身近な鳥の存在と記録
近年,北海道で,以前はみられなかった鳥でも観察される機会が多くなったものもいれば,ほとんどみられなくなったものもいます。また,ある地域では,あまりみられなかった鳥が,よくみられるようになったものもいますし,越冬していなかった鳥も,今では冬に観察する機会が多くなったものもいます。このように,鳥の生息状況は,数年から十数年のスパンで振り返ってみても,変化していることは皆様もご承知のとおりだと思います。
具体的には,以前みられなかったが最近みられるようになった鳥としてダイサギ,最近みられなくなった鳥としては,シマアオジやアカモズが最も知られていると思います。
私は草原で鳥をみる機会が多く,本格的に鳥をみはじめてから約10年とまだまだ日は浅いですが,アカモズはみる機会が減ったなと感じています。また,アオサギやムクドリは冬期にみる機会が増えたのではと感じています。
私も含め,皆様が「ある鳥をみる機会が増えた,減った」と感じていることに大きな間違いはないとは思いますが,昔の記録を調べてみると具体的にどの程度変化したかを知ることは難しいです。では,自分の観察記録はというと具体的な個体数をはじめ,他の観察記録と比較を考慮した記録ではなく,使えないものでした。
鳥の観察は,その目的に応じて,対象種を絞った本格的なものから付近に生息する鳥類相を把握する調査に加え,簡単に鳥を観察するものまで様々です。
現在,私自身も注目している種を観察しながら,他の鳥も観察していますが,個体数が多かったり,付近を何度も横切られたりしていることが多いものは,ついつい観察された鳥の種名のみを記録するだけです。
しかし,鳥類の個体数や観察頻度の変化などが話題にあがる時,よく観察される鳥(優占種)が,見方をかえると観察場所の現状をあらわしていることから,これらの身近な鳥の観察記録というものが重要になるのではと感じることも多くなりました。
最近では,スズメが冬期に大量に死亡したことが話題となりましたが,その際,過去にスズメの個体数を把握した記録があるのかなあと思っておりました。
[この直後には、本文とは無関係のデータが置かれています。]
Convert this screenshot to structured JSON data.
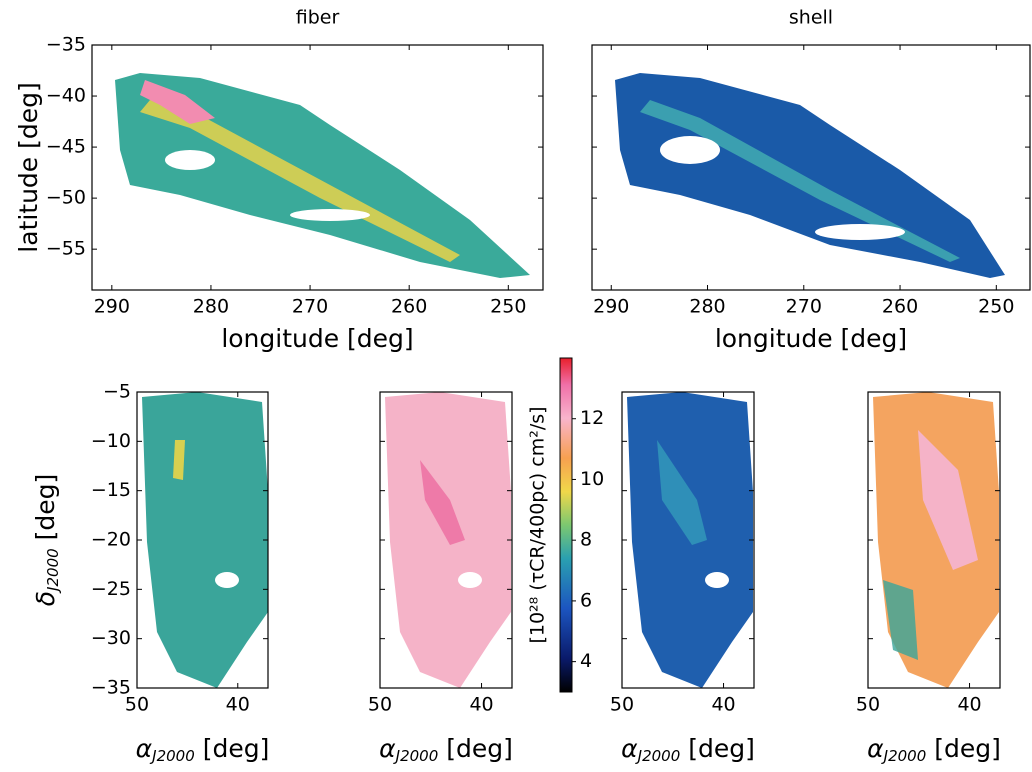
{
  "chart_data": [
    {
      "type": "map",
      "title": "fiber",
      "xlabel": "longitude [deg]",
      "ylabel": "latitude [deg]",
      "xlim": [
        292,
        246.5
      ],
      "ylim": [
        -59,
        -35
      ],
      "xticks": [
        290,
        280,
        270,
        260,
        250
      ],
      "yticks": [
        {
          "value": -35,
          "label": "−35"
        },
        {
          "value": -40,
          "label": "−40"
        },
        {
          "value": -45,
          "label": "−45"
        },
        {
          "value": -50,
          "label": "−50"
        },
        {
          "value": -55,
          "label": "−55"
        }
      ],
      "ytick_labels": true
    },
    {
      "type": "map",
      "title": "shell",
      "xlabel": "longitude [deg]",
      "xlim": [
        292,
        246.5
      ],
      "ylim": [
        -59,
        -35
      ],
      "xticks": [
        290,
        280,
        270,
        260,
        250
      ],
      "yticks": [
        -35,
        -40,
        -45,
        -50,
        -55
      ],
      "ytick_labels": false
    },
    {
      "type": "map",
      "xlabel": {
        "symbol": "α",
        "subscript": "J2000",
        "unit": " [deg]"
      },
      "ylabel": {
        "symbol": "δ",
        "subscript": "J2000",
        "unit": " [deg]"
      },
      "xlim": [
        50,
        37
      ],
      "ylim": [
        -35,
        -5
      ],
      "xticks": [
        50,
        40
      ],
      "yticks": [
        {
          "value": -5,
          "label": "−5"
        },
        {
          "value": -10,
          "label": "−10"
        },
        {
          "value": -15,
          "label": "−15"
        },
        {
          "value": -20,
          "label": "−20"
        },
        {
          "value": -25,
          "label": "−25"
        },
        {
          "value": -30,
          "label": "−30"
        },
        {
          "value": -35,
          "label": "−35"
        }
      ],
      "ytick_labels": true
    },
    {
      "type": "map",
      "xlabel": {
        "symbol": "α",
        "subscript": "J2000",
        "unit": " [deg]"
      },
      "xlim": [
        50,
        37
      ],
      "ylim": [
        -35,
        -5
      ],
      "xticks": [
        50,
        40
      ],
      "yticks": [
        -5,
        -10,
        -15,
        -20,
        -25,
        -30,
        -35
      ],
      "ytick_labels": false
    },
    {
      "type": "map",
      "xlabel": {
        "symbol": "α",
        "subscript": "J2000",
        "unit": " [deg]"
      },
      "xlim": [
        50,
        37
      ],
      "ylim": [
        -35,
        -5
      ],
      "xticks": [
        50,
        40
      ],
      "yticks": [
        -5,
        -10,
        -15,
        -20,
        -25,
        -30,
        -35
      ],
      "ytick_labels": false
    },
    {
      "type": "map",
      "xlabel": {
        "symbol": "α",
        "subscript": "J2000",
        "unit": " [deg]"
      },
      "xlim": [
        50,
        37
      ],
      "ylim": [
        -35,
        -5
      ],
      "xticks": [
        50,
        40
      ],
      "yticks": [
        -5,
        -10,
        -15,
        -20,
        -25,
        -30,
        -35
      ],
      "ytick_labels": false
    },
    {
      "type": "colorbar",
      "label": "[10²⁸ (τCR/400pc) cm²/s]",
      "ylim": [
        3,
        14
      ],
      "yticks": [
        4,
        6,
        8,
        10,
        12
      ]
    }
  ]
}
その後,スズメを含め,以前,市街地付近の鳥類相が調査されており,近年と比較している報告をみることができました。その時,改めて基礎的な情報収集の重要性を思い知らされました。
残念ながら,私はここで具体的に身近な鳥の情報収集の方法を示すことはできませんが,多くの方に,身近な鳥の観察記録の重要性を認識していただきたいと思います。そのことが,10年,15年後の長いスパンで考えた時,鳥の観察状況の変化を捉えるうえで意味のある情報が多く集まることにつながると私は思っています。
このことは,注目度が低いかもしれませんが,ある特定の種の生態などを解明していくことと同様に重要なことなのではと感じています。
そのため,探鳥会をはじめ,皆様の観察記録は,のちのち重要な情報となるかもしれません。記録のとり方はもちろんですが,データ整理していただいておくことも重要だとこの文章を読んで,少しでも感じていただければ幸いです。